Nuclear Factor-κB Regulates βAPP and β- and γ-Secretases Differently at Physiological and Supraphysiological Aβ Concentrations

Anatomical lesions in Alzheimer disease-affected brains mainly consist of senile plaques, inflammation stigmata, and oxidative stress. The nuclear factor-kappa B (NF-kappa B) is a stress-activated transcription factor that is activated around senile plaques. We have assessed whether NF-kappa B could be differentially regulated at physiological or supraphysiological levels of amyloid beta (A beta) peptides. Under these experimental conditions, we delineated the putative NF-kappa B-dependent modulation of all cellular participants in A beta production, namely its precursor beta APP (beta-amyloid precursor protein) and the beta- and gamma-secretases, the two enzymatic machines involved in A beta genesis. Under physiological conditions, NF-kappa B lowers the transcriptional activity of the promoters of beta APP, beta-secretase (beta-site APP-cleaving enzyme 1, BACE1), and of the four protein components (Aph-1, Pen-2, nicastrin, presenilin-1, or presenilin-2) of the gamma-secretase in HEK293 cells.

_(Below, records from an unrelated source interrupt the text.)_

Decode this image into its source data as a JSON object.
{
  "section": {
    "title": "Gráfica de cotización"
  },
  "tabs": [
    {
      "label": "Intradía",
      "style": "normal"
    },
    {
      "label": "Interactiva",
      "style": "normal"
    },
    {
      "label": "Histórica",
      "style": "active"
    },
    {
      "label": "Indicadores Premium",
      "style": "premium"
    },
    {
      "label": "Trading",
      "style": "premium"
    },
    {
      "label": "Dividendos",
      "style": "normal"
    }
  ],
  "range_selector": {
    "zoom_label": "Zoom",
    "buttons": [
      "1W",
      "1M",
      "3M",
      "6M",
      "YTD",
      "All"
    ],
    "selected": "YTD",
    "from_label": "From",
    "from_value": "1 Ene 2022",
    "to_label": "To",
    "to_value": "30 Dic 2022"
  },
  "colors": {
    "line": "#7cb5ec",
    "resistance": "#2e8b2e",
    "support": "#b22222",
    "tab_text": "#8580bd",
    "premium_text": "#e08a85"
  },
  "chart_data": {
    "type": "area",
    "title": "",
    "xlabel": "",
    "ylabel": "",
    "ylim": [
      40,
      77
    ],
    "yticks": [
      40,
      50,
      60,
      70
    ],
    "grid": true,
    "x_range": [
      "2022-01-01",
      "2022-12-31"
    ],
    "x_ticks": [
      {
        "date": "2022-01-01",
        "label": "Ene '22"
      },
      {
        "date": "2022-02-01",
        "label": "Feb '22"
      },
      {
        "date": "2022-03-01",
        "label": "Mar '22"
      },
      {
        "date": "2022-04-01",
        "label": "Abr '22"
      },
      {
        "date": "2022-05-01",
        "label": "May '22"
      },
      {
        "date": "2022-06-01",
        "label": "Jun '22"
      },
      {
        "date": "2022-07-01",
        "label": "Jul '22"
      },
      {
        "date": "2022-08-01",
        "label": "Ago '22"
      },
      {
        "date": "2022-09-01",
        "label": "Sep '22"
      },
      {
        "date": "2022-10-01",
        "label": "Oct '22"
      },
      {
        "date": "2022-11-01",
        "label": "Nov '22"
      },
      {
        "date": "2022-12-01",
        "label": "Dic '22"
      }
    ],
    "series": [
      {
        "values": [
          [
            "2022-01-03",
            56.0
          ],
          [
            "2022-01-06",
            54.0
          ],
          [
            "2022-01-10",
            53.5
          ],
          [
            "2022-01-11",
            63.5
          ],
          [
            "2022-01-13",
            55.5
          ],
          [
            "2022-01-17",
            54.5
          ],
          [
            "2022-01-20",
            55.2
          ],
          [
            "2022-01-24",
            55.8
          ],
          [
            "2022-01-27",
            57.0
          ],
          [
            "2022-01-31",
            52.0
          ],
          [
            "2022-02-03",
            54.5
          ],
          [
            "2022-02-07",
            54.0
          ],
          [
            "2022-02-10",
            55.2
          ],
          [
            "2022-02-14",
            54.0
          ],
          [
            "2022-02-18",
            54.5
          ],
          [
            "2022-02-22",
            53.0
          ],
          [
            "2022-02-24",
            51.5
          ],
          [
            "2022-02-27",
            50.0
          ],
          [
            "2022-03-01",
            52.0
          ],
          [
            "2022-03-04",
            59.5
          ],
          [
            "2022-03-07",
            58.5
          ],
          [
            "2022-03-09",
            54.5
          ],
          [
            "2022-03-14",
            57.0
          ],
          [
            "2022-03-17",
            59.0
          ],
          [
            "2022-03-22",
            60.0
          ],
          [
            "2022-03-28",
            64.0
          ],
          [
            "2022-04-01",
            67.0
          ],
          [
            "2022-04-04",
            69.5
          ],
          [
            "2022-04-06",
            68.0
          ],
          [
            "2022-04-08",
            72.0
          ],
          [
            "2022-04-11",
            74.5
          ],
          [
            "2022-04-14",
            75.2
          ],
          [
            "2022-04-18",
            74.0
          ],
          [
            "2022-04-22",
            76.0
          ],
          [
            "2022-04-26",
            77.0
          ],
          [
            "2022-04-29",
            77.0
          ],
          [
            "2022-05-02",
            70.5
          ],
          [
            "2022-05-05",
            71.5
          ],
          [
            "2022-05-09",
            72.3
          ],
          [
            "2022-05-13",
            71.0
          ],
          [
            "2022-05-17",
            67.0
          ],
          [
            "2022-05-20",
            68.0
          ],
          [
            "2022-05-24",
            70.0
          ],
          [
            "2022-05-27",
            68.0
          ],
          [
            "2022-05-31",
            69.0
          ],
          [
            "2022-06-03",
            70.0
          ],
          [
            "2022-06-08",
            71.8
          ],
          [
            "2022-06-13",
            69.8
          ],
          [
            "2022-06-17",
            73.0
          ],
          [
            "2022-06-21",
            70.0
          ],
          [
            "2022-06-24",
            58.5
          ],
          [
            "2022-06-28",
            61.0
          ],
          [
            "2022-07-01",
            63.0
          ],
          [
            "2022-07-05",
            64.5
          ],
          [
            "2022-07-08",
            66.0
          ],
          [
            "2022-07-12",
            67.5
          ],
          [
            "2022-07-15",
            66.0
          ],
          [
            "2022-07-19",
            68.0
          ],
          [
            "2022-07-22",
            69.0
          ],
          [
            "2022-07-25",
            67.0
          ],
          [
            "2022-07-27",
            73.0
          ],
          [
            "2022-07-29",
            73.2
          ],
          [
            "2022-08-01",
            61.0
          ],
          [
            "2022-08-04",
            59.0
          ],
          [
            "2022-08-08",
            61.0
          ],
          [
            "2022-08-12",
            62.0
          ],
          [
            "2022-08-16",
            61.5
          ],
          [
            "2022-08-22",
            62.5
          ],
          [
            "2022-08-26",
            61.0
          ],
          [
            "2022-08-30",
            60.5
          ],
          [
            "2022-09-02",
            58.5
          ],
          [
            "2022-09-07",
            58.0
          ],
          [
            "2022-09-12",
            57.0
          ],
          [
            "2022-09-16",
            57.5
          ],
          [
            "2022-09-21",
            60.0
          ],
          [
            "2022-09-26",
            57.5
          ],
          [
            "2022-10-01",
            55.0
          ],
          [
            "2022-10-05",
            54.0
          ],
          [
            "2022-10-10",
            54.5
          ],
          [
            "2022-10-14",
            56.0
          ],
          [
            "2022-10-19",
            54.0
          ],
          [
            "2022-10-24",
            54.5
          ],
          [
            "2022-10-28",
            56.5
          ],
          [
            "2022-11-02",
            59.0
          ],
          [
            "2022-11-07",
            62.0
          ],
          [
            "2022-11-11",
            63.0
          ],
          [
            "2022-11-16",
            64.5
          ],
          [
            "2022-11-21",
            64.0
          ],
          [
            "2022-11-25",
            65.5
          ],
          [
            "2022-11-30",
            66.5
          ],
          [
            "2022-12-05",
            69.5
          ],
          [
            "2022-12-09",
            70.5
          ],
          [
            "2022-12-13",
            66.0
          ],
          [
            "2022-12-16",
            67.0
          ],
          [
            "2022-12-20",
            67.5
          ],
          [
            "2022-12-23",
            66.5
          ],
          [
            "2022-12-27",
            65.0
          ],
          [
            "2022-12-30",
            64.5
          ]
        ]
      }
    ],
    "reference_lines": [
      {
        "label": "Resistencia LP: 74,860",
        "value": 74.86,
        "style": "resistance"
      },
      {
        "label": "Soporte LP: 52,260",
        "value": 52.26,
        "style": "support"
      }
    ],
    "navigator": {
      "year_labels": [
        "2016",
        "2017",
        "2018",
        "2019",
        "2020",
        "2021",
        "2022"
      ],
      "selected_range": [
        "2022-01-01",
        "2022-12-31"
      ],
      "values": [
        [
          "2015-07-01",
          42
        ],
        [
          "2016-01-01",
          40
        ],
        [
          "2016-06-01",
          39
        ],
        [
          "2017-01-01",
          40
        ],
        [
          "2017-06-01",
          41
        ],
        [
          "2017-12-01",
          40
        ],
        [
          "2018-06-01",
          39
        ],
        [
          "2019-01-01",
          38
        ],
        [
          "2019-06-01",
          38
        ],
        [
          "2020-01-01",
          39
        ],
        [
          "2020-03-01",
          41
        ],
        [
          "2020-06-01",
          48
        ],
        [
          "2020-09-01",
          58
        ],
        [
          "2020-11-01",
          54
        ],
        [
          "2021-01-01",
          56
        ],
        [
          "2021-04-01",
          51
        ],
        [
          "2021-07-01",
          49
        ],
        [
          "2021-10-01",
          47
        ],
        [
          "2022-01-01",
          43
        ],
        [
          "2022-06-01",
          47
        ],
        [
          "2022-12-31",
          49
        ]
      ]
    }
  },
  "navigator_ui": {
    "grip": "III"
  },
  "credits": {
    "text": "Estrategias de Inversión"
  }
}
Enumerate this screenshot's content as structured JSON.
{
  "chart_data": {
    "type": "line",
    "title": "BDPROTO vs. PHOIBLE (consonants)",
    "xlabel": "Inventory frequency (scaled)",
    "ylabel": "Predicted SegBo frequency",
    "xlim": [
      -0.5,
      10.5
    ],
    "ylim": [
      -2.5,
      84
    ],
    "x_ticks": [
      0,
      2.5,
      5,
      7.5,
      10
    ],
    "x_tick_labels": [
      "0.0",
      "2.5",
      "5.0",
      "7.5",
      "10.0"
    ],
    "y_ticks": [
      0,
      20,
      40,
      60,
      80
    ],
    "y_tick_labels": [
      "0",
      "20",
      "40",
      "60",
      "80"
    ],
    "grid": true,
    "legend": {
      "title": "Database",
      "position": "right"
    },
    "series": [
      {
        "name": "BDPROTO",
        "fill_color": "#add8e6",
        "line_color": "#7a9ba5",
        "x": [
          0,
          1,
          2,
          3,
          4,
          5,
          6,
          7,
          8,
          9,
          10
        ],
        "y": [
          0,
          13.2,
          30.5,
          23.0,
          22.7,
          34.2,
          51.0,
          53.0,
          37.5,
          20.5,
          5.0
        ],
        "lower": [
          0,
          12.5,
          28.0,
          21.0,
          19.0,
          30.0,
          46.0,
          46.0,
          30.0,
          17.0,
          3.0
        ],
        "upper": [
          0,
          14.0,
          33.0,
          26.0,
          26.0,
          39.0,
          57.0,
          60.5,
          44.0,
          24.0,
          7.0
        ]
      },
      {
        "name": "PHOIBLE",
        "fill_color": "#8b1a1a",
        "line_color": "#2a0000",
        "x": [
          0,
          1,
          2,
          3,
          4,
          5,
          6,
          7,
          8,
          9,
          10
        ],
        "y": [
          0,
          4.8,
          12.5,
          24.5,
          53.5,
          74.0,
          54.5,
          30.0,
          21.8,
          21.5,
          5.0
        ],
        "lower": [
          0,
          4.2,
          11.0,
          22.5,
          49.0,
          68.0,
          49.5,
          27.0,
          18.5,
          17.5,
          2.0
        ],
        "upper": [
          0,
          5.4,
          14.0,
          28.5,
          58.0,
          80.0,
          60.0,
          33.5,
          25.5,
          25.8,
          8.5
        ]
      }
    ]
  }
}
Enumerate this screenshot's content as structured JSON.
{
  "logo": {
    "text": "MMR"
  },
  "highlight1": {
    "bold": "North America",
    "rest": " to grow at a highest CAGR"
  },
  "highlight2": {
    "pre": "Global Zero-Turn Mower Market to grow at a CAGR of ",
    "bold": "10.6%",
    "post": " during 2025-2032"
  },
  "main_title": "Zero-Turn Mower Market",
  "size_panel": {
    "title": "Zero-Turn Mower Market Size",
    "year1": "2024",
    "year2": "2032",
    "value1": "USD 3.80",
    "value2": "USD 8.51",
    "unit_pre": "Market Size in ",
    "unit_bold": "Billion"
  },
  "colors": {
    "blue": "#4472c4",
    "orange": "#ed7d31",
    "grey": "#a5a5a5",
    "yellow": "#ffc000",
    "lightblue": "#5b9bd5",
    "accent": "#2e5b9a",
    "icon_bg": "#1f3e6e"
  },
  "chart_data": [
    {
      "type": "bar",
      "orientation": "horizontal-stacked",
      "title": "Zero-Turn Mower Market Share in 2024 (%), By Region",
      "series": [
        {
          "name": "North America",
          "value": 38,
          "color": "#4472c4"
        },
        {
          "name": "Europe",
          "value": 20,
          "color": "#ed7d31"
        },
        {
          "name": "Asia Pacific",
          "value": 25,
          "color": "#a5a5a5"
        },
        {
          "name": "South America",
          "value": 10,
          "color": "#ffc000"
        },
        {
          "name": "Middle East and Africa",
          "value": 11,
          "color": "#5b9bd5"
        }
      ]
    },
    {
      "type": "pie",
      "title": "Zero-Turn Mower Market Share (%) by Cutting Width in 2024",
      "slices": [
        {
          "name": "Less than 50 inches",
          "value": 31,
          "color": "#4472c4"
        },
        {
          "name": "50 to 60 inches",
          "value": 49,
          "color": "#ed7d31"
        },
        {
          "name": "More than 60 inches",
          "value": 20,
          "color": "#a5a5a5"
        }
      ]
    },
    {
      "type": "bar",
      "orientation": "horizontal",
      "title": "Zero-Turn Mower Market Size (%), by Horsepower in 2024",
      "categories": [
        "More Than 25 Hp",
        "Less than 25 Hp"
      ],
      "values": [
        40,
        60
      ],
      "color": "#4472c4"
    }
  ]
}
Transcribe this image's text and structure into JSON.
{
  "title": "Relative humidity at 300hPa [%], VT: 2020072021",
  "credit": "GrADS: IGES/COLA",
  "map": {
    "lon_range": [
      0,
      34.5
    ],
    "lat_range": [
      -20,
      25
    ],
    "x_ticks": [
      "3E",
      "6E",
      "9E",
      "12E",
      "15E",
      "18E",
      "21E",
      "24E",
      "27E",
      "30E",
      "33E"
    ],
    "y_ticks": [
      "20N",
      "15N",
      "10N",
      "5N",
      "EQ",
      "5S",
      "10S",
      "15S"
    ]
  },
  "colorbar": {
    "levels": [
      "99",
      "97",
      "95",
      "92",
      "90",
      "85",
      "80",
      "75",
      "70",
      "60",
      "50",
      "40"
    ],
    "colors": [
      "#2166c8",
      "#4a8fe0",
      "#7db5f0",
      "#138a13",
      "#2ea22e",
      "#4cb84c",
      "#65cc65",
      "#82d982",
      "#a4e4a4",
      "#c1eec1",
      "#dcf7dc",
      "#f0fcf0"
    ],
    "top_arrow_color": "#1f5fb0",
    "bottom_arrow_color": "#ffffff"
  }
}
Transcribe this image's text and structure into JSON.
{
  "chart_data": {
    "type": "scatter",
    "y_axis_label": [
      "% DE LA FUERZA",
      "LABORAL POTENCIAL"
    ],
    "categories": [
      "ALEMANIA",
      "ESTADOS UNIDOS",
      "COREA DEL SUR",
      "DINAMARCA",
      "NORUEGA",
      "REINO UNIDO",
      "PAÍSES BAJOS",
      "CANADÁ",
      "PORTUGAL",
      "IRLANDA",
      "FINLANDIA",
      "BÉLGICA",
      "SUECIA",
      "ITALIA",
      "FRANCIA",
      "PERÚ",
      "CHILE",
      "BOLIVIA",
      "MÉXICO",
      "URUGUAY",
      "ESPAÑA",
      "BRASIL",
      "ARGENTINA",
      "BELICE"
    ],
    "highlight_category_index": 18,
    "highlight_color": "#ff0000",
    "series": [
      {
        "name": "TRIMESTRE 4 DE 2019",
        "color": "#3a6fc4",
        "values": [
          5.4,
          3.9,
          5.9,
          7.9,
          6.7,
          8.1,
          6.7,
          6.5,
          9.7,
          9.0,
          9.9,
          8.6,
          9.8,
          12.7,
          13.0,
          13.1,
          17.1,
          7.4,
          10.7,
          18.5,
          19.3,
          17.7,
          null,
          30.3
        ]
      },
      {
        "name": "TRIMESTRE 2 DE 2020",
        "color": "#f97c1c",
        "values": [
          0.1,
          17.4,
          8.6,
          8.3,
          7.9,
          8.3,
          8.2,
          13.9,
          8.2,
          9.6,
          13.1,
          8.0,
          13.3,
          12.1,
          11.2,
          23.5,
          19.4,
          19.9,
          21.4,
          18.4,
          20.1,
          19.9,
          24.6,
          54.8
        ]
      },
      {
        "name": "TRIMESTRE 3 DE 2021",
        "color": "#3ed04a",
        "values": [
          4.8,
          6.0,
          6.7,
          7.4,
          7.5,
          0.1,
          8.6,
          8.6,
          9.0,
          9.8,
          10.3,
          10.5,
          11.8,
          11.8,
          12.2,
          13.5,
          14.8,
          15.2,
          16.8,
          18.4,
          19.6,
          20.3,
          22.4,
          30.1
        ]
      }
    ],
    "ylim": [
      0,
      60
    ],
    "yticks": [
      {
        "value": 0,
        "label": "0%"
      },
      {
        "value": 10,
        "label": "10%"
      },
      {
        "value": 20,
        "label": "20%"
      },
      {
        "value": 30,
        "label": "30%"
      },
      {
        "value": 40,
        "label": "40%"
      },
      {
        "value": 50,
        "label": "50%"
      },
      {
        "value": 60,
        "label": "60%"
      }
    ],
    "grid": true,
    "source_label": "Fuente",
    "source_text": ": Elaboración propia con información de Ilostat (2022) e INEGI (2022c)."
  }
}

This was accompanied by a reduction of both protein levels and enzymatic activities, thereby ultimately yielding lower amounts of A beta and AICD (APP intracellular domain). In stably transfected Swedish beta APP-expressing HEK293 cells triggering supraphysiological concentrations of A beta peptides, NF-kappa B activates the transcription of beta APP, BACE1, and some of the gamma-secretase members and increases protein expression and enzymatic activities, resulting in enhanced A beta production. Our pharmacological approach using distinct NF-kappa B kinase modulators indicates that both NF-kappa B canonical and alternative pathways are involved in the control of A beta production. Overall, our data demonstrate that under physiological conditions, NF-kappa B triggers a repressive effect on A beta production that contributes to maintaining its homeostasis, while NF-kappa B participates in a degenerative cycle where A beta would feed its own production under pathological conditions.